Prima ancora di presiedere la messa delle 10.30 in piazza Bartolo Longo, però, il Papa ha scelto di immergersi nel cuore pulsante delle opere sociali che rendono unico questo luogo di culto. Nella Sala Luisa Trapani, il pontefice ascolta le testimonianze di chi vive ai margini; tra questi spiccano Tommaso e Pina, una coppia che ha adottato la piccola Maria, una bambina di quattro anni affetta da una patologia gravissima. I medici del Policlinico, quando l’hanno presa in carico, non le davano speranze oltre il primo compleanno, ma la loro determinazione e l’accoglienza della struttura hanno riscritto quel destino segnato. E poi c’è Serena, che ha riabbracciato la figlia dopo un iter giudiziario complicato, e una ex clochard sulla sedia a rotelle, raccolta tra i binari della stazione di piazza Garibaldi. Sono loro, come ha ricordato don Antonio Protano, il volto di quella “Divina Provvidenza” che Bartolo Longo immaginò quando decise di costruire non solo una basilica, ma un sistema di accoglienza per i figli dei carcerati e gli ultimi.
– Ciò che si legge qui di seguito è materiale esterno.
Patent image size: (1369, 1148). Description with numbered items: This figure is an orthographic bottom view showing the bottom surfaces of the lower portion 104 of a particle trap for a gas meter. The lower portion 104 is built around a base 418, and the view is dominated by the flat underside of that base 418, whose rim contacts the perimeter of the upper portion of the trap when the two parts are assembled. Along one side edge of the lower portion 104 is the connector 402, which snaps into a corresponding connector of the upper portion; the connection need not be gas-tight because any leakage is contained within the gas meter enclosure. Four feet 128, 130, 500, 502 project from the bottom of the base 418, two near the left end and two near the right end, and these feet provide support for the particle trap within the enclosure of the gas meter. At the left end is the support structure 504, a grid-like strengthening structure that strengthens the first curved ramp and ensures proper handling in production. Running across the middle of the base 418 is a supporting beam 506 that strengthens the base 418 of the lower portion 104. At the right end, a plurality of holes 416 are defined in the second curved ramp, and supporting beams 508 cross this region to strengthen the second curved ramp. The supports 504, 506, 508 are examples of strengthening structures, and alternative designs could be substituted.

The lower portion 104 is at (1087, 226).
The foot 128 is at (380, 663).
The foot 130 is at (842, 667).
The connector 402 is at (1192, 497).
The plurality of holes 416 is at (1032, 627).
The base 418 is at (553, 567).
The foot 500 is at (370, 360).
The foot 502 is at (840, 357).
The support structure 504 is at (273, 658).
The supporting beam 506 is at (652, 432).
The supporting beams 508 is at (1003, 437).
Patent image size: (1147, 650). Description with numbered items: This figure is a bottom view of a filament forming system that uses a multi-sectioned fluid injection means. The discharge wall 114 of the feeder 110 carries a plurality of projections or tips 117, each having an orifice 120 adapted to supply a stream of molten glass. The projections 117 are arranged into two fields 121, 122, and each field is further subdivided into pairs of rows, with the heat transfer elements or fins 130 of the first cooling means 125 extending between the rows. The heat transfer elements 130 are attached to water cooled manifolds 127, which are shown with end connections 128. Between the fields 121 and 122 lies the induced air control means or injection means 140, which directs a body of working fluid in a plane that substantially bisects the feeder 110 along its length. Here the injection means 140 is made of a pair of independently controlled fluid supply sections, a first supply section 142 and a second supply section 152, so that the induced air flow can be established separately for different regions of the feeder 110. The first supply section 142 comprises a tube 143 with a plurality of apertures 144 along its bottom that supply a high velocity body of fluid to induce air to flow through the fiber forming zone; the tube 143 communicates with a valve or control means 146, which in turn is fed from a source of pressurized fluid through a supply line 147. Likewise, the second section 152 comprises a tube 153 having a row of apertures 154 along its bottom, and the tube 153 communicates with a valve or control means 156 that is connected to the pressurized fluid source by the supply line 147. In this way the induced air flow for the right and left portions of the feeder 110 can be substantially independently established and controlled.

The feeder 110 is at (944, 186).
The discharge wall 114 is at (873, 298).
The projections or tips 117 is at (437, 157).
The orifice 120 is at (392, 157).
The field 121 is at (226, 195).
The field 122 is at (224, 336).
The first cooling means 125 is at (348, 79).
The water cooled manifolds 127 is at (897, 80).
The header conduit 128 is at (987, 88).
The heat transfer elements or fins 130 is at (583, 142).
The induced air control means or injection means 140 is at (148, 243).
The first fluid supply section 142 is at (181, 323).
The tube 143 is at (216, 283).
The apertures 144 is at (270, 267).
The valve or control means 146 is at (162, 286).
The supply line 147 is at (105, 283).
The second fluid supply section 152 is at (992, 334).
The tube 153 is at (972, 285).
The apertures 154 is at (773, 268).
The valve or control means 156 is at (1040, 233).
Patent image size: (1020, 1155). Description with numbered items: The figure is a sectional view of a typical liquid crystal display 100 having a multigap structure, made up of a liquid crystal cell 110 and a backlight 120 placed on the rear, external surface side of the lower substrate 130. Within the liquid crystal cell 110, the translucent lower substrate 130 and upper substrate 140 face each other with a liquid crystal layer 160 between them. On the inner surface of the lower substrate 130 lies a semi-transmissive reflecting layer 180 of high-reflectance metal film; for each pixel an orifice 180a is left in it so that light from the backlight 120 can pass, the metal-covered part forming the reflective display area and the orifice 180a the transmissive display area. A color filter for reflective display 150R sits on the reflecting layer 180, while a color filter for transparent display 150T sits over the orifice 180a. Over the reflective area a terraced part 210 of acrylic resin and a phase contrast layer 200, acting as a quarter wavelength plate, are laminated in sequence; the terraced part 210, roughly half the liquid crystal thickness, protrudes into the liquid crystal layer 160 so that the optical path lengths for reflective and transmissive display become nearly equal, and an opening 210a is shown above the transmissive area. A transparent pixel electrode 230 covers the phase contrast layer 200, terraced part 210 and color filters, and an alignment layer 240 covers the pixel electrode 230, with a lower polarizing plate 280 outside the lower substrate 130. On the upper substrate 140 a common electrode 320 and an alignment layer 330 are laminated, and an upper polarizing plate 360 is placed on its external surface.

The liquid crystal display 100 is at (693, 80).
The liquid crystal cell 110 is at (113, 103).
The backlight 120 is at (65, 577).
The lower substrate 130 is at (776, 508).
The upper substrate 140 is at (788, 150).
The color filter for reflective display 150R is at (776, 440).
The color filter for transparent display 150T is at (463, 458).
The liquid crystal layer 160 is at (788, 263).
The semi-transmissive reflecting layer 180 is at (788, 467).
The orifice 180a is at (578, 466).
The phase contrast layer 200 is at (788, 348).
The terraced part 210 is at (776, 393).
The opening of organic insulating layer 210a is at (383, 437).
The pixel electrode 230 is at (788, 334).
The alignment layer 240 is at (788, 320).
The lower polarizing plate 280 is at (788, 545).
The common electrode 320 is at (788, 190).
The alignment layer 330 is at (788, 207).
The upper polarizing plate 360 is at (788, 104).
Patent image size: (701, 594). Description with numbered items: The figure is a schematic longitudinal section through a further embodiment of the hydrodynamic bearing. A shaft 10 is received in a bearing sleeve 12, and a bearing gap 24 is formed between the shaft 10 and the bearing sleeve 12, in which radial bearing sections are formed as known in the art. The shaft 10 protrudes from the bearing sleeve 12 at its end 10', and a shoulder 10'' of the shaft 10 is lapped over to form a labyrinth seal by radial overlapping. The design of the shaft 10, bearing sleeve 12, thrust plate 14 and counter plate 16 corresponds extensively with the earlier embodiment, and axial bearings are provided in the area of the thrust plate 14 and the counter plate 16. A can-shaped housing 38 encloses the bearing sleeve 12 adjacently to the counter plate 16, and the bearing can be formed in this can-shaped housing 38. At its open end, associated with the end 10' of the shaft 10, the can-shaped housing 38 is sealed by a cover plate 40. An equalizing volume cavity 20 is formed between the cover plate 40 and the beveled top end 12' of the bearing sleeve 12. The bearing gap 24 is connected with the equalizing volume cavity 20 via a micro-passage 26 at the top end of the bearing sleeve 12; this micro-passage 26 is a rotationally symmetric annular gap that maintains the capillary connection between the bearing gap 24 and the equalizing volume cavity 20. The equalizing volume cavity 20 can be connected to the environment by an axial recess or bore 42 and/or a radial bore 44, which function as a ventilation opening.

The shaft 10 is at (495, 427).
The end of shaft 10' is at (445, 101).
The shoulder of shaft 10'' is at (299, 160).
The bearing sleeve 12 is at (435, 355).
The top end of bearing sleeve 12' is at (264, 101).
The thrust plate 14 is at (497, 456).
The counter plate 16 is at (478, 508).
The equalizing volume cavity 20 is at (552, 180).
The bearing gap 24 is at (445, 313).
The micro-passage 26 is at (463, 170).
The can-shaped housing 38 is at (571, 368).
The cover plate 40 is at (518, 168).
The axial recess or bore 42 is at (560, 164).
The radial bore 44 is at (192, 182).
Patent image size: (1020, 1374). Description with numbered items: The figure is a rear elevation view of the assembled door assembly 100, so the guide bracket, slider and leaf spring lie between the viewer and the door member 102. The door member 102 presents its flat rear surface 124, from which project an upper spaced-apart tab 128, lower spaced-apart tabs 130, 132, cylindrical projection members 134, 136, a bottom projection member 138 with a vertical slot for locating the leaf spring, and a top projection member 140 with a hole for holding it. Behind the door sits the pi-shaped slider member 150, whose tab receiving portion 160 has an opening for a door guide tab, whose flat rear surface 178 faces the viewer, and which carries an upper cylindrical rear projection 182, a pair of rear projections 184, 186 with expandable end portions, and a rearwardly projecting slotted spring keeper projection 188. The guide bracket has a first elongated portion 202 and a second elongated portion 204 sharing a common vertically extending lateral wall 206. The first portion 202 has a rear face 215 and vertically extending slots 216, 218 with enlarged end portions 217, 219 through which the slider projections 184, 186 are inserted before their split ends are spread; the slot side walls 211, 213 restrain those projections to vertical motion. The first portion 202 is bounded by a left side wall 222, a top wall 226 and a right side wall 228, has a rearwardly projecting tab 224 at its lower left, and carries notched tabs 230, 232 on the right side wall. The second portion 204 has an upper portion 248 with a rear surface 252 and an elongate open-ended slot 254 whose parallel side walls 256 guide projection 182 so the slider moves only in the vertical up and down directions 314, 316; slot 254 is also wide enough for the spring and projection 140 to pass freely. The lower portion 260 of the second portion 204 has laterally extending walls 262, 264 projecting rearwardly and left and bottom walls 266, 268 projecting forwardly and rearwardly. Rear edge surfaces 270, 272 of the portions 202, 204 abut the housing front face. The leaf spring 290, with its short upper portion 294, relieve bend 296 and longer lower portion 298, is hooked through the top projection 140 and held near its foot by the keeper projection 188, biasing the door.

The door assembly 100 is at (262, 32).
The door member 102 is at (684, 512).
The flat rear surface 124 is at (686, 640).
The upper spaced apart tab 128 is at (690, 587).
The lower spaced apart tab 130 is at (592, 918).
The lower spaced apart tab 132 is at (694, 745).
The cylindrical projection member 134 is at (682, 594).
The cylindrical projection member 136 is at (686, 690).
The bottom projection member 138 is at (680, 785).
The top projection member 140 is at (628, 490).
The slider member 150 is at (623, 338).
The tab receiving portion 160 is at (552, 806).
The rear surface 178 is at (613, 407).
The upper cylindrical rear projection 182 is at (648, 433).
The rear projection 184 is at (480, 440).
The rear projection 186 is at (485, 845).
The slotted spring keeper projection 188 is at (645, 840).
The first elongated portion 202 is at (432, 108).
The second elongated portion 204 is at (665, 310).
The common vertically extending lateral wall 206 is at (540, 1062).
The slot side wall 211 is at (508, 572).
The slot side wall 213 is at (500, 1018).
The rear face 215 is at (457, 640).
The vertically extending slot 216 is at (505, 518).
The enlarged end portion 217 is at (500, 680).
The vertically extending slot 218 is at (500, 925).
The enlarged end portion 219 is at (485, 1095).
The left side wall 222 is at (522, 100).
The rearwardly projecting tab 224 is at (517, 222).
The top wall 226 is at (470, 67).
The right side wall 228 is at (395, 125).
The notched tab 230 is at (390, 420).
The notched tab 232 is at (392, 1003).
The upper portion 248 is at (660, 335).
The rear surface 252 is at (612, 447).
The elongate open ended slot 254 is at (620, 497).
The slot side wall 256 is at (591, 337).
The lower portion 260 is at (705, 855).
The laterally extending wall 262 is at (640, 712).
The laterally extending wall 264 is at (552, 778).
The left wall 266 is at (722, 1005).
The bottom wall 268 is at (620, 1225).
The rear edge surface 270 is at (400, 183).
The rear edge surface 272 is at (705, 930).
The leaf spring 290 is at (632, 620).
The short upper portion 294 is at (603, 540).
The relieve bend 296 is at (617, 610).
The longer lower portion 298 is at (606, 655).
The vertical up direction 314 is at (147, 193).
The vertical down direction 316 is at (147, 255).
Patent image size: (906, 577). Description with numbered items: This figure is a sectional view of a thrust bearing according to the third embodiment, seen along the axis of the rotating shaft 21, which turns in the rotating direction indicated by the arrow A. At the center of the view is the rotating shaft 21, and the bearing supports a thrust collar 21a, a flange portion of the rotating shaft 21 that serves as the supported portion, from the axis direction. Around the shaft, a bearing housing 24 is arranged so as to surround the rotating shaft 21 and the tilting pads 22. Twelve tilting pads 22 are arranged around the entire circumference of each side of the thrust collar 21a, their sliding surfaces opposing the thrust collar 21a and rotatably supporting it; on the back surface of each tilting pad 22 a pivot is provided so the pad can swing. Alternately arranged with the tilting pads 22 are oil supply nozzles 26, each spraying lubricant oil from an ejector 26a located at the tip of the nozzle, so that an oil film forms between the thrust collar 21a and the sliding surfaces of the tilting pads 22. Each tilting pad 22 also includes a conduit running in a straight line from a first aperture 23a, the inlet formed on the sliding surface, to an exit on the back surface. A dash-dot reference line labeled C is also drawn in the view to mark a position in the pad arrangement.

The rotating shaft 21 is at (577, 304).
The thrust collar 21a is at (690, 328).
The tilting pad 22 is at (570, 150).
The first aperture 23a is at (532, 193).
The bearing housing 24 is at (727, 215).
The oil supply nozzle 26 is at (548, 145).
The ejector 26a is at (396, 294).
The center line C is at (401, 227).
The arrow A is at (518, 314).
Il fondatore, che fino a pochi mesi fa era solo beato, ha visto riconosciuta la sua intera esistenza travagliata dal clero universale, e oggi – chissà – forse nessuno dei ventimila fedeli presenti pensa più al suo passato di sacerdote satanista, concentrato com’è sull’esempio di riscatto che lasciò in eredità.

La supplica delle 12: il testo che cambiò la devozione mariana

Sarà il mezzogiorno il momento culminante della giornata, quando papa Leone XIV guiderà la recita della Supplica alla Regina delle Vittorie. Composta proprio da Bartolo Longo nel 1883 – in risposta all’invito di papa Leone XIII che chiedeva di pregare con il Rosario per i “mali della società” – questa preghiera viene pronunciata due volte l’anno, e la ricorrenza dell’8 maggio è storicamente legata all’episodio della fondazione. L’attesa è palpabile, tanto che le autorità hanno disposto la chiusura del Santuario al pubblico già dalle 11 di ieri per motivi di sicurezza, interrompendo la tradizione della veglia notturna. Sul palco allestito in piazza Bartolo Longo, largo duecento metri quadrati, il pontefice reciterà le strofe in cui si invoca Maria come “porto sicuro nel comune naufragio”; e lo farà mentre dietro l’altare, incorniciata, verrà esposta quella tela che Longo stesso recuperò tra le cianfrusaglie di un rigattiere napoletano, un quadro dal valore artistico modesto ma dal potere taumaturgico tra i più celebri d’Italia. È quella stessa icona bassa e materna di fronte alla quale l’avvocato pugliese sentì la vocazione di non andarsene più da questa terra senza aver propagato il culto della Vergine.

Verso Napoli: l’abbraccio dei trentamila in piazza del Plebiscito

Nel pomeriggio, dopo il pranzo (si vocifera che non mancherà la pizza, di cui il papa americano sarebbe ghiotto), il programma si sposta nel capoluogo campano. L’elicottero papale decolla da Pompei alle 15 per atterrare alla Rotonda Diaz, dove ad attendere c’è l’arcivescovo di Napoli don Mimmo Battaglia, insieme al presidente della Regione Roberto Fico e al sindaco Gaetano Manfredi. La visita in Cattedrale, con la sosta privata alla cappella del Tesoro di San Gennaro, precede l’affaccio sulla folla in piazza del Plebiscito, dove sono attese circa trentamila persone. Lì, l’incontro con la città chiuderà idealmente il cerchio di una giornata che ha portato il primo pontefice statunitense della storia a immergersi nella devozione popolare del Sud Italia, dimostrando – se ancora ce ne fosse bisogno – come la fede mariana continui a rappresentare un collante formidabile, capace di unire le periferie esistenziali descritte la mattina con la piazza gremita di fedeli del tardo pomeriggio.